JAKARTA, KOMPAS.com - Ketua Tim Pembela Prabowo-Gibran, Yusril Ihza Mahendra, menyebut bahwa keterangan Franz Magnis Suseno yang dihadirkan kubu Ganjar-Mahfud dalam sidang sengketa Pilpres 2024 bernada judgemental atau menghakimi.
"Sangat disayangkan ada beberapa judgement (bahwa) presiden melanggar ini, melanggar ini, kejahatan, yang saya kira tidak dalam posisi seperti itu seorang saksi dihadirkan," ucap Yusril kepada wartawan, Selasa (2/4/2024).
Yusril mengaku mempunyai ekspektasi bahwa pria yang sering disapa Romo Magnis itu bakal melontarkan pendapat-pendapat yang bersifat filosofis dan akademis.
Baca juga: Tanggapi Romo Magnis, Hotman Paris: Presiden Tak Pernah Bagikan Bansos di Luar Data
"Kita menghormati beliau sebagai filsuf dan sekaligus beliau adalah seorang pastur Katolik yang memberikan suatu pendapat yang sebenarnya normatif dan filosofis sebenarnya.

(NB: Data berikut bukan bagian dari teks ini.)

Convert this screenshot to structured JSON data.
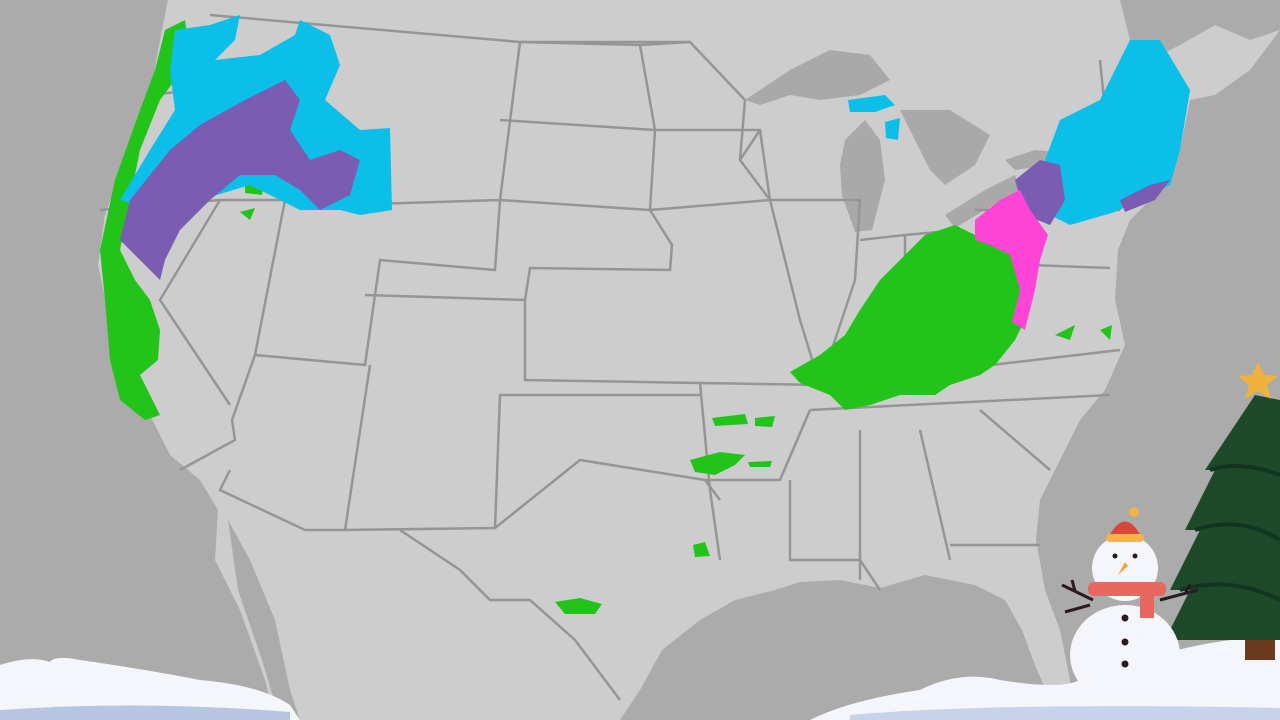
{
  "map": {
    "region": "contiguous-united-states",
    "colors": {
      "ocean": "#ababab",
      "land": "#cdcdcd",
      "lakes": "#a9a9a9",
      "borders": "#959595",
      "rain": "#22c41a",
      "snow": "#0bbfe8",
      "mixed": "#7a5cb2",
      "ice": "#ff44d8"
    },
    "precipitation_layers": [
      "rain",
      "snow",
      "mixed",
      "ice"
    ]
  },
  "decorations": {
    "icons": [
      "snowman-icon",
      "christmas-tree-icon",
      "star-icon",
      "snow-bank-icon"
    ]
  }
}
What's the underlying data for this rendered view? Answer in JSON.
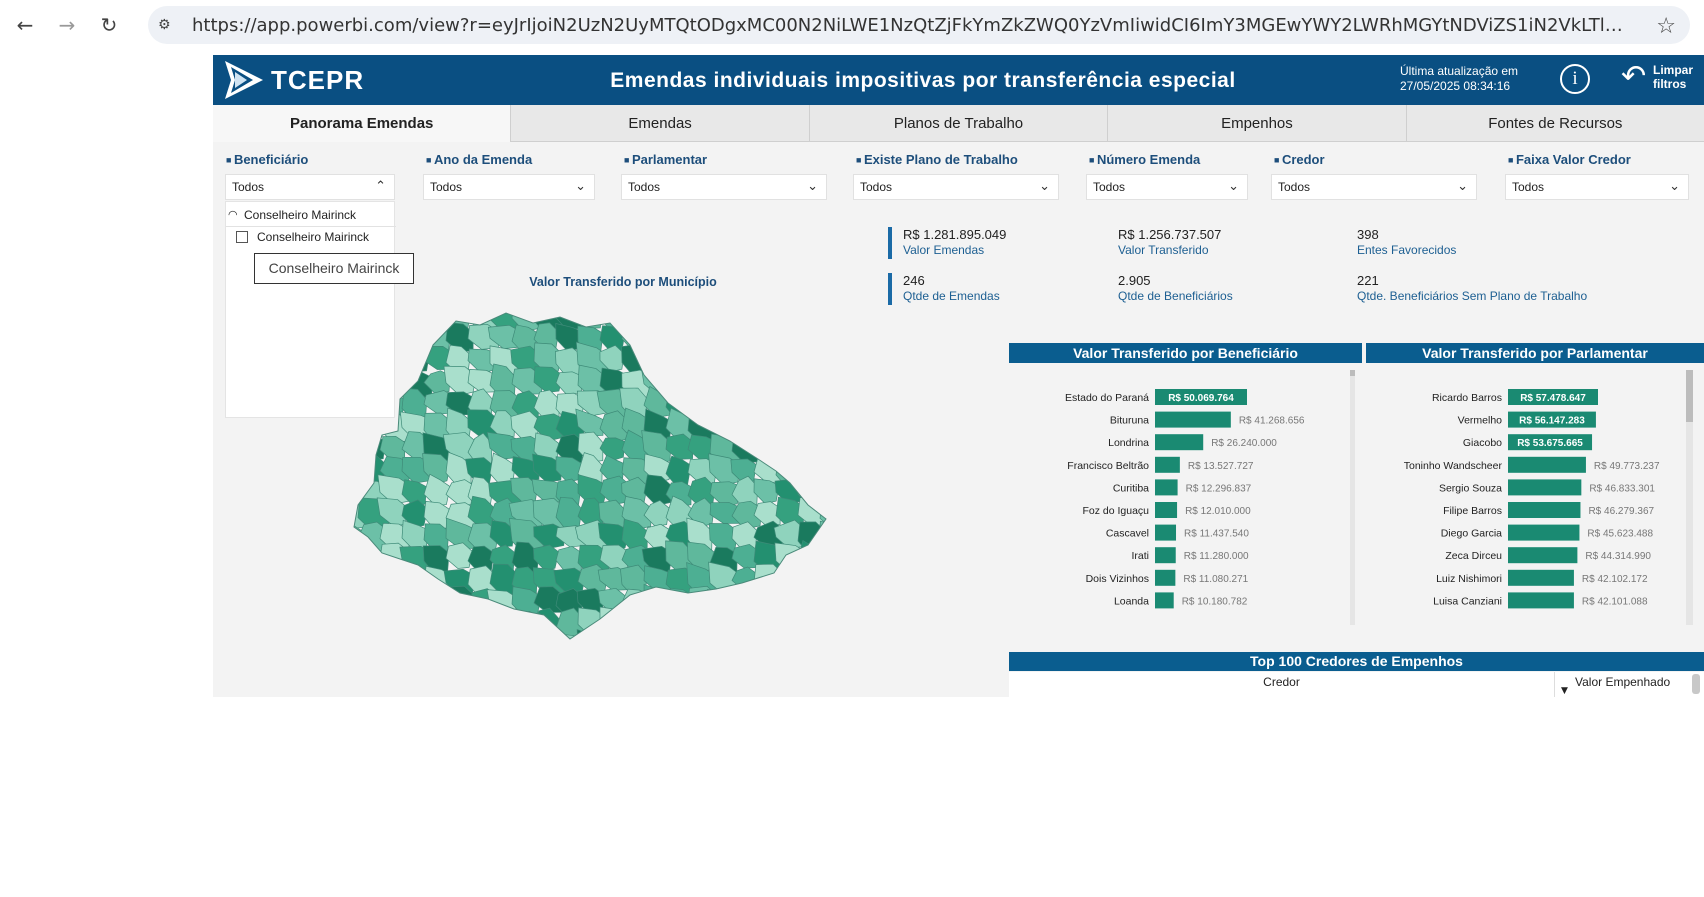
{
  "browser": {
    "url": "https://app.powerbi.com/view?r=eyJrIjoiN2UzN2UyMTQtODgxMC00N2NiLWE1NzQtZjFkYmZkZWQ0YzVmIiwidCI6ImY3MGEwYWY2LWRhMGYtNDViZS1iN2VkLTlmOGMxYjI0YmZkZiIsImMi...",
    "back_icon": "back-arrow-icon",
    "forward_icon": "forward-arrow-icon",
    "reload_icon": "reload-icon",
    "site_settings_icon": "site-settings-icon",
    "bookmark_icon": "star-icon"
  },
  "header": {
    "logo_text": "TCEPR",
    "title": "Emendas individuais impositivas por transferência especial",
    "update_line1": "Última atualização em",
    "update_line2": "27/05/2025 08:34:16",
    "info_glyph": "i",
    "clear_line1": "Limpar",
    "clear_line2": "filtros",
    "colors": {
      "header_bg": "#0a4f82",
      "accent": "#1a8a72"
    }
  },
  "tabs": [
    {
      "label": "Panorama Emendas",
      "active": true
    },
    {
      "label": "Emendas",
      "active": false
    },
    {
      "label": "Planos de Trabalho",
      "active": false
    },
    {
      "label": "Empenhos",
      "active": false
    },
    {
      "label": "Fontes de Recursos",
      "active": false
    }
  ],
  "filters": [
    {
      "label": "Beneficiário",
      "value": "Todos"
    },
    {
      "label": "Ano da Emenda",
      "value": "Todos"
    },
    {
      "label": "Parlamentar",
      "value": "Todos"
    },
    {
      "label": "Existe Plano de Trabalho",
      "value": "Todos"
    },
    {
      "label": "Número Emenda",
      "value": "Todos"
    },
    {
      "label": "Credor",
      "value": "Todos"
    },
    {
      "label": "Faixa Valor Credor",
      "value": "Todos"
    }
  ],
  "dropdown_open": {
    "search_text": "Conselheiro Mairinck",
    "option_label": "Conselheiro Mairinck",
    "tooltip": "Conselheiro Mairinck"
  },
  "map": {
    "title": "Valor Transferido por Município"
  },
  "kpis": [
    {
      "value": "R$ 1.281.895.049",
      "label": "Valor Emendas"
    },
    {
      "value": "R$ 1.256.737.507",
      "label": "Valor Transferido"
    },
    {
      "value": "398",
      "label": "Entes Favorecidos"
    },
    {
      "value": "246",
      "label": "Qtde de Emendas"
    },
    {
      "value": "2.905",
      "label": "Qtde de Beneficiários"
    },
    {
      "value": "221",
      "label": "Qtde. Beneficiários Sem Plano de Trabalho"
    }
  ],
  "chart_data": [
    {
      "type": "bar",
      "title": "Valor Transferido por Beneficiário",
      "categories": [
        "Estado do Paraná",
        "Bituruna",
        "Londrina",
        "Francisco Beltrão",
        "Curitiba",
        "Foz do Iguaçu",
        "Cascavel",
        "Irati",
        "Dois Vizinhos",
        "Loanda"
      ],
      "values": [
        50069764,
        41268656,
        26240000,
        13527727,
        12296837,
        12010000,
        11437540,
        11280000,
        11080271,
        10180782
      ],
      "labels": [
        "R$ 50.069.764",
        "R$ 41.268.656",
        "R$ 26.240.000",
        "R$ 13.527.727",
        "R$ 12.296.837",
        "R$ 12.010.000",
        "R$ 11.437.540",
        "R$ 11.280.000",
        "R$ 11.080.271",
        "R$ 10.180.782"
      ],
      "color": "#1a8a72"
    },
    {
      "type": "bar",
      "title": "Valor Transferido por Parlamentar",
      "categories": [
        "Ricardo Barros",
        "Vermelho",
        "Giacobo",
        "Toninho Wandscheer",
        "Sergio Souza",
        "Filipe Barros",
        "Diego Garcia",
        "Zeca Dirceu",
        "Luiz Nishimori",
        "Luisa Canziani"
      ],
      "values": [
        57478647,
        56147283,
        53675665,
        49773237,
        46833301,
        46279367,
        45623488,
        44314990,
        42102172,
        42101088
      ],
      "labels": [
        "R$ 57.478.647",
        "R$ 56.147.283",
        "R$ 53.675.665",
        "R$ 49.773.237",
        "R$ 46.833.301",
        "R$ 46.279.367",
        "R$ 45.623.488",
        "R$ 44.314.990",
        "R$ 42.102.172",
        "R$ 42.101.088"
      ],
      "color": "#1a8a72"
    }
  ],
  "table": {
    "title": "Top 100 Credores de Empenhos",
    "col_credor": "Credor",
    "col_valor": "Valor Empenhado",
    "sort_icon": "sort-descending-icon"
  }
}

Itu yang kita harapkan sebenarnya," jelas dia.
"Tapi, semuanya kami serahkan kepada majelis hakim," tambah Yusril.
Ia juga menyoroti bahwa pendapat dosennya ketika menempuh studi filsafat di Fakultas Sastra Universitas Indonesia (UI) tidak tepat ketika membahas soal etika di balik pencalonan Gibran Rakabuming Raka.
Pencalonan Gibran terbuka pintunya ketika MK, saat itu masih dipimpin paman Gibran, Anwar Usman, menerbitkan Putusan Nomor 90/PUU-XXI/2023 yang melonggarkan syarat usia minimum capres-cawapres.
Baca juga: Di Sidang MK, Romo Magnis Sebut Presiden Langgar Etik Berat jika Kerahkan Aparat Menangkan Capres
Yusril mengakui bahwa putusan itu memang bermasalah secara etika.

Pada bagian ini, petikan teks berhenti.